Happy New Year! For some inspiration and hope to kick off 2024, here’s an exciting interview with Executive Director Isa Woldeguiorguis.
Hi Isa! Tell us about your first few months at BARCC.
On my first day at BARCC this October, there was a sign on my door that read “Welcome to BARCC, Isa!” There were flowers and greeting cards filling my office, and even a wedding gift. I felt surrounded by warmth, kindness, and deep welcoming. I’ve continued getting to know our team, a passionate, highly-skilled, extremely dedicated group of professionals, many of whom have been with BARCC for a long time.
“BARCC is a place that so many have come to call home in the last 50 years and I am grateful and excited to grow our legacy.”
What’s the biggest lesson you’ve learned in 2023 that you’ll take into 2024?
I continued learning this year about the importance of building a resilient and caring organizational community where we model support for healing and wellbeing. These are ongoing lessons from both during and after the COVID-19 pandemic that keep resonating with me. Whether we are at work, at home, online, or in our physical neighborhood communities, we can’t do life alone. We are social beings that need each other.
What are you looking forward to in the new year?
That actually ties in well with the last question. I’m most excited about deepening BARCC’s relationships with our communities in greater Boston—for example, being able to connect with more survivors in their own neighborhoods through our partnership with Casa Myrna. We’re also continuing to provide in-person services for groups and individuals, which is a wonderful thing.
What do you think are the biggest challenges BARCC will face in the new year?
There are some significant challenges on the road ahead, from supporting survivors during a significant homelessness and housing crisis, to the shrinking of public funding available for survivor services, to navigating the urgent needs of immigrant survivors.
These challenges are daunting. Along with that, in the past few years, we’ve seen some of the worst aspects of humanity—in high-profile individuals found guilty of sexual violence, in our government, in active genocides and wars across the world, and in a global pandemic.
As a survivor, seeing so much sexual violence happening in the media, seeing rape and sexual violence used repeatedly as weapons of warfare and tools of oppression, is incredibly painful and traumatic.
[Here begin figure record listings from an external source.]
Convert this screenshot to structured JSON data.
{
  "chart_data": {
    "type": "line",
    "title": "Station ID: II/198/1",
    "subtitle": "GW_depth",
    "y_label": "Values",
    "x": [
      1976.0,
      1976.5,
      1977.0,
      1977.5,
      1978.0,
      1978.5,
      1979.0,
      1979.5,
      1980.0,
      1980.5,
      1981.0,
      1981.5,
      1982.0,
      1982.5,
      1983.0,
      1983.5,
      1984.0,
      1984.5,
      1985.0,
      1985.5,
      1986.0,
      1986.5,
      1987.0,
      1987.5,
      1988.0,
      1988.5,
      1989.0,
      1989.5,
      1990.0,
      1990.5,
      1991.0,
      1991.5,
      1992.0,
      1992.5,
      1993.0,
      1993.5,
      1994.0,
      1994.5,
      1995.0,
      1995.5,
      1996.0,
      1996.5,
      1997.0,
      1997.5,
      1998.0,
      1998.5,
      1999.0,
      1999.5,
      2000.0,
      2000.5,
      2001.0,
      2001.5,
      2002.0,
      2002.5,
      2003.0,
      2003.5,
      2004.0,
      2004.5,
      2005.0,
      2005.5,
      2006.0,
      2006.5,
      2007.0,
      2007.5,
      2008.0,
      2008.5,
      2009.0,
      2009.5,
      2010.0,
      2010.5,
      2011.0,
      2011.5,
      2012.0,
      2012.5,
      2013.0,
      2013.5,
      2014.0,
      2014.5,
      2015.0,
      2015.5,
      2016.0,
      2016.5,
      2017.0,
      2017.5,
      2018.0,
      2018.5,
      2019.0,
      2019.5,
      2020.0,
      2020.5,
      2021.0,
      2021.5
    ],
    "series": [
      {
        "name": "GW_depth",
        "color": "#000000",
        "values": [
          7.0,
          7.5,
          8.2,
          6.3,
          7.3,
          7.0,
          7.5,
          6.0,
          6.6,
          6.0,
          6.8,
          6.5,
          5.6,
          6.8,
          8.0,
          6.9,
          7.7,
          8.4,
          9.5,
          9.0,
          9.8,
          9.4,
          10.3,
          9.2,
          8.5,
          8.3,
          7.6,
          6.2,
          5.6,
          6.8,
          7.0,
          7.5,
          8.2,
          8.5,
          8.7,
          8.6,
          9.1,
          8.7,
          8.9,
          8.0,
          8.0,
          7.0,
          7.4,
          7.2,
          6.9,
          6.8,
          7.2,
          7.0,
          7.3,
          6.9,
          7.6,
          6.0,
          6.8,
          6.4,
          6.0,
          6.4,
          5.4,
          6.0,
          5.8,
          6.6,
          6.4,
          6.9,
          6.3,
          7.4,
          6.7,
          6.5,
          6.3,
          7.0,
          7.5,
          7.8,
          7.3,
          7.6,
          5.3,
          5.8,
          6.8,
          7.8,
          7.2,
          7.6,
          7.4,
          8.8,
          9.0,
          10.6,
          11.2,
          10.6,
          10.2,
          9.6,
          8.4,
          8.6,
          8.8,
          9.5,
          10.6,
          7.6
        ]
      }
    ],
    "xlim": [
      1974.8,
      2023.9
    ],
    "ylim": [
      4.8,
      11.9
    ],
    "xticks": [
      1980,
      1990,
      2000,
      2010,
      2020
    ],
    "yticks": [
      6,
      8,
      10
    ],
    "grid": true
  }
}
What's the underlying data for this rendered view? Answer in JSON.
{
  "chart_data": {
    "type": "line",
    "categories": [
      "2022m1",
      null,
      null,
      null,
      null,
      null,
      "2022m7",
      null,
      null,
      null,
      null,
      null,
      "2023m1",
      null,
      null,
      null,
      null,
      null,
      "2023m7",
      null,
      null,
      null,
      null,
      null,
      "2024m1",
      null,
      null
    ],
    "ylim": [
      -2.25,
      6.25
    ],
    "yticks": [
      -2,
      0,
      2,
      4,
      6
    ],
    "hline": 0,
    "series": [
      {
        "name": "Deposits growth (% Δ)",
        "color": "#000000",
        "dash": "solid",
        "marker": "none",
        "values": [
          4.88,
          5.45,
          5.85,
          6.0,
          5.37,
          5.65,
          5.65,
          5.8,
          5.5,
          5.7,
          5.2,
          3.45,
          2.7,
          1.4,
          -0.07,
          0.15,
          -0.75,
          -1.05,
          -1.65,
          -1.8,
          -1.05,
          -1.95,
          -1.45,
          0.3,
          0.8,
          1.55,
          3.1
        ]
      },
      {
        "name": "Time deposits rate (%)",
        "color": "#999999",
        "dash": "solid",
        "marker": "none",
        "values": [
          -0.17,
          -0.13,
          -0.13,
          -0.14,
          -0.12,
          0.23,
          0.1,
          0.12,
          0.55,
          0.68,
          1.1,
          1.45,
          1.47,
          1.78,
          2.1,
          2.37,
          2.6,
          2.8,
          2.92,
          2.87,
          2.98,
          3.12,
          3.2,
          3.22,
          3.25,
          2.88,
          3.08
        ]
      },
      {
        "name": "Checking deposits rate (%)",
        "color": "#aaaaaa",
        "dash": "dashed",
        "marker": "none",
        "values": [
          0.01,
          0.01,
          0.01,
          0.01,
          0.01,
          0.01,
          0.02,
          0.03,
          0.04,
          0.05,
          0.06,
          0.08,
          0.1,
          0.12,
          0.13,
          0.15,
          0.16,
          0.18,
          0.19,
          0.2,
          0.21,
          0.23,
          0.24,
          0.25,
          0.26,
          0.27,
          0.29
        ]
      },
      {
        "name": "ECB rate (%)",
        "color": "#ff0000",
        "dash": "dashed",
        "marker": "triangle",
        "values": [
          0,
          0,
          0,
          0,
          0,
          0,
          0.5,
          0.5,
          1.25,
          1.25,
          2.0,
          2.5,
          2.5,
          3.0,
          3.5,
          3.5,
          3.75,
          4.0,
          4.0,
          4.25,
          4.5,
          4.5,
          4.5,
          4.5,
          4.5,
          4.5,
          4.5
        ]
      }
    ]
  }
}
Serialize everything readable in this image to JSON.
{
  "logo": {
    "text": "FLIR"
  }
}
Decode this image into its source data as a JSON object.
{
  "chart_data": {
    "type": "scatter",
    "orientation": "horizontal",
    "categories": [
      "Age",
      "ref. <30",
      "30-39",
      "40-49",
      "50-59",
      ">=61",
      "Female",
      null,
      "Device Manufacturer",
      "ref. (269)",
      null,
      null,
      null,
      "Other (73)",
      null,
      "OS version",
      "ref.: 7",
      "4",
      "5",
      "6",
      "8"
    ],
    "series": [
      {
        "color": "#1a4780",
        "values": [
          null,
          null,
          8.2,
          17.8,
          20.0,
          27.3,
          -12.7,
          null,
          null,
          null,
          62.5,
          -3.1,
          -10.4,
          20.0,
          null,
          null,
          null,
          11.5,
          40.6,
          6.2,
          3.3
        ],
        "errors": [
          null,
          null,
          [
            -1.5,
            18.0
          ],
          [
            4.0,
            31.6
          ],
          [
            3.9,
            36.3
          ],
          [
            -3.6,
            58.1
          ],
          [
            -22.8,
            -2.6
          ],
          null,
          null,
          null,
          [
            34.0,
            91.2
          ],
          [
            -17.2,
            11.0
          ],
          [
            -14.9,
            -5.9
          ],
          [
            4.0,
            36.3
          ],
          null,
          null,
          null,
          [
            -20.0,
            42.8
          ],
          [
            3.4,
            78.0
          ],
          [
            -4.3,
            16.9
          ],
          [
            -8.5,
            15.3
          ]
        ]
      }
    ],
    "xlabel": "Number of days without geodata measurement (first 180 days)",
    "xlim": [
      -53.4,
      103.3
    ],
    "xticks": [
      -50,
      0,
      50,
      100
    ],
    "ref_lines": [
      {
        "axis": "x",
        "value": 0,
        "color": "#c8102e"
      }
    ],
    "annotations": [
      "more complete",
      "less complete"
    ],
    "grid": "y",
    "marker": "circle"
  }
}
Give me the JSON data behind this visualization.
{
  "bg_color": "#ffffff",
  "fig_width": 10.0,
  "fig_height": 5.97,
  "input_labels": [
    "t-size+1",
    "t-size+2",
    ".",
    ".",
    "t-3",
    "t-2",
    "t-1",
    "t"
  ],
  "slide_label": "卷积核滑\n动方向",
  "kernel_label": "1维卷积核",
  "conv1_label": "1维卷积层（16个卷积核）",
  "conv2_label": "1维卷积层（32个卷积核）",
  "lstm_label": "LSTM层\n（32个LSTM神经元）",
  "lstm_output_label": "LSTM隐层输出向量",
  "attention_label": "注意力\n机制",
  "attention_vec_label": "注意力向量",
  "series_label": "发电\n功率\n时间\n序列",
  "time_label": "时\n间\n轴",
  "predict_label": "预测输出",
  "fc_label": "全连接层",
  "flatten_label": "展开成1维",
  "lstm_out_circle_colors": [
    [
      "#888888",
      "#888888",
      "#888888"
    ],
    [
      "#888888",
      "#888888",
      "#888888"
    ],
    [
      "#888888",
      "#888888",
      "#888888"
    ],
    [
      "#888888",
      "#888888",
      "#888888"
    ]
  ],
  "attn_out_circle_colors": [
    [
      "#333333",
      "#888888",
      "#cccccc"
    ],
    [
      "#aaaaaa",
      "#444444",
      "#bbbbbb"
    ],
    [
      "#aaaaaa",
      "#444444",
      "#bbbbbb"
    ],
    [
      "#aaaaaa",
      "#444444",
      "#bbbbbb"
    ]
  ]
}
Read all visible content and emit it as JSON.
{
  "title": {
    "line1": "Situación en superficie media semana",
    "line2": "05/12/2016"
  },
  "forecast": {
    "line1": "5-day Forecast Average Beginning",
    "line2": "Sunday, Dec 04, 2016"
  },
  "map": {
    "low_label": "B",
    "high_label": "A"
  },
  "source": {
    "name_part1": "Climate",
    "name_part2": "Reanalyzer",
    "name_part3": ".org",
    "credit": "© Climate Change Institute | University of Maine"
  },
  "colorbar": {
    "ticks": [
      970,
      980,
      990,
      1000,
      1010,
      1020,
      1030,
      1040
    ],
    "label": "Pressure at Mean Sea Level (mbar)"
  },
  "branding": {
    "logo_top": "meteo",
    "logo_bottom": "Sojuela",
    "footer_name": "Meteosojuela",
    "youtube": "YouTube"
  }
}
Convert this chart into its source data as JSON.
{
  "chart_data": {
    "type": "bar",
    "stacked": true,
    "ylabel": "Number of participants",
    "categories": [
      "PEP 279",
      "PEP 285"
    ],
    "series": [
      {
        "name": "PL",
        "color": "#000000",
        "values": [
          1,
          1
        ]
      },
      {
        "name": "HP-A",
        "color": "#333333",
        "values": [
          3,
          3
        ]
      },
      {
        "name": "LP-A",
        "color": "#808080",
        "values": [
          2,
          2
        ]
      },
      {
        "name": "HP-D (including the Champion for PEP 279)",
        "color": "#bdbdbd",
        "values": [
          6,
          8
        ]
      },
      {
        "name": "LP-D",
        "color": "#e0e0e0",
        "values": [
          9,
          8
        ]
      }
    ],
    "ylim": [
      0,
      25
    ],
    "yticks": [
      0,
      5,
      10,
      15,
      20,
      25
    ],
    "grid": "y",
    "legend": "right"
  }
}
But for me, ultimately, it makes me recommitted to the work we’re doing at BARCC. It makes me even more dedicated to the work we need to do to create a world free from sexual violence. Our organization has devoted 50 years of work toward that mission. And it’s more important than ever for us to stay the course.
“It can be overwhelming when we think we are facing these challenges alone—but we’re in this together, and we can, and do make a difference every day.”
Thank you for sharing that, those are powerful words.
Yes, and you’ll hear me say often, “Go big, or go home. We’re not giving up.” We’re going to double down and work in community, in broad coalitions and in local relationships, across Boston, across the country, across the globe, to ensure that everyone has their bodily autonomy and the right to feel safe. It’s totally understandable to sometimes feel like giving up. But you don’t have to take on the biggest challenges by yourself.
“You just have to tap into that unstoppable hope that together, we can make change. We each may play different roles, but it’s going to take all of us to make progress and move forward.”
Let’s take that energy right into 2024! Do you have any traditions or rituals that help you set your intentions for the new year?
Yes! Each year, my family and I try to make time and space to reflect on the year behind us, and think about where we want to go in the year ahead. We spend time writing out things we’re holding on to, things we might be disappointed about or struggling with, and when it’s not too cold, we sit around a fire and drop in the pieces of paper. I see it as a real resilience-building moment, where we can physically let go of things that are no longer serving us so we can make room for the good in our lives for the upcoming year.
Thank you for sharing that practice! Any last words of advice or inspiration for our BARCC community?
I want to thank everyone for the role they play every day in helping to make our communities safer, more inclusive, more compassionate, and more just. Whether your passion is volunteering on the hotline, fundraising for the Walk for Change, accompanying survivors in the hospital, working as a member of our team, counseling, advocating for legislative solutions, or spreading our messages on social media, you are making a difference.
“You are an important part of this movement, and we are deeply grateful for you. To all in the BARCC community and beyond, I wish you a healthy, peaceful year ahead.”